Every unmarried male of 12 and above spends the night in a “mora”, a communal house from where he is able to quickly spring to action to repel an invasion – or, more likely these days, put out a fire or help a sick person. Young Konso boys get inducted into a “generation set” every 18 years – and a generational pole, a “kata” is errected to commemorate the event in the village. In Mecheke, the village we visit, there are 38, meaning the village is almost 700 years old.
The Konso use specific grave markers to honour their chiefs and heroes. Traditionally the hero will be represented as the central figure on the grave, endowed with an oversize penis. His wives and children will be lined up on either side of his statue and the enemies he has killed will be displayed in front of him as diminutive statues without a penis (as is the case with many South Omo tribes, Dorze warriors cut off the penis of their victims and keep it as a trophy).
The Dorze, a tribe of master-weavers build their houses like giant, inverted baskets made of bamboo bark and banana leaves. The houses are built up to 12m tall and are home to a family and its animals (cows, goats, chicken).

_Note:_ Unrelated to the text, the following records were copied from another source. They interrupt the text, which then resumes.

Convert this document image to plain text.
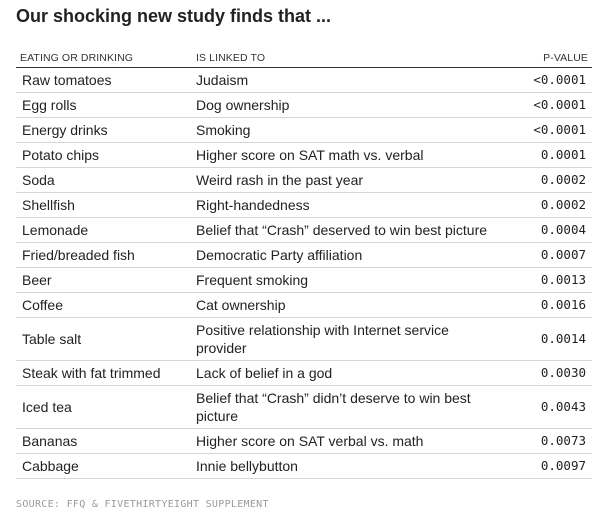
Our shocking new study finds that ...
EATING OR DRINKING	IS LINKED TO	P-VALUE
Raw tomatoes	Judaism	<0.0001
Egg rolls	Dog ownership	<0.0001
Energy drinks	Smoking	<0.0001
Potato chips	Higher score on SAT math vs. verbal	0.0001
Soda	Weird rash in the past year	0.0002
Shellfish	Right-handedness	0.0002
Lemonade	Belief that “Crash” deserved to win best picture	0.0004
Fried/breaded fish	Democratic Party affiliation	0.0007
Beer	Frequent smoking	0.0013
Coffee	Cat ownership	0.0016
Table salt	Positive relationship with Internet service provider	0.0014
Steak with fat trimmed	Lack of belief in a god	0.0030
Iced tea	Belief that “Crash” didn’t deserve to win best picture	0.0043
Bananas	Higher score on SAT verbal vs. math	0.0073
Cabbage	Innie bellybutton	0.0097
SOURCE: FFQ & FIVETHIRTYEIGHT SUPPLEMENT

Every year the Dorze house will shrink by about an inch as termites do their work. After about 120 years, the Dorze house has become a common basket – and can almost be used to go to market ! As the houses shrink, the door is regularly adjusted to maintain a constant height. When houses shrink to a height of about 2m, they are abandoned and repurposed into granaries or the like and the household builds a new 12m tall house.
South Omo, in the badlands between Ethiopia and Northern Kenya’s Turkana region is a living gallery of Africa’s most primitive tribes, almost untouched by civilization – except that they have traded their spears for Kalashnikovs. Two dozen tribes live there in a scorched, mountainous landscape, some agriculturalists, others pastoralists. It is a hostile and savage region where it is not unusual to see men herding cattle with an automatic rifle hanging from their shoulder.
Sudden violence triggered by cattle rustling between competing tribes erupts sporadically and inevitably ends in bloodshed…and ongoing blood feuds. Automatic weapons are part of any dowry.
We spend a week deep in South Omo, more remote from civilization than probably anywhere we’ve been in Africa. The colourful, pagan markets do not carry any manufactured product. Apart from guns, we do not see a modern product in the villages we visit. Even mobile phones, ubiquitous in the rest of Africa are conspicuously absent from South Omo.
The Bale mountains in southeastern Ethiopia are a region of afro-montane forests and moorlands, arid and sparsely populated. An Avatar-like environment of gnarly old trees, bamboo forests and giant heather, often lost in a sea of clouds. The Bale mountains support many species of plants and animals endemic to Ethiopia. Most fascinating among them is the Ethiopian wolf, the world’s rarest canid, of which fewer than 500 survive. The Sanetti plateau, at an altitude of 4,000m and with temperatures which drop below 0 is the wolves’ favourite habitat.
Wandering through the ethereal bamboo and pine forests, hiking on the plateau, surrounded everywhere by an alien landscape – we end up getting a feeling of complete otherworldliness.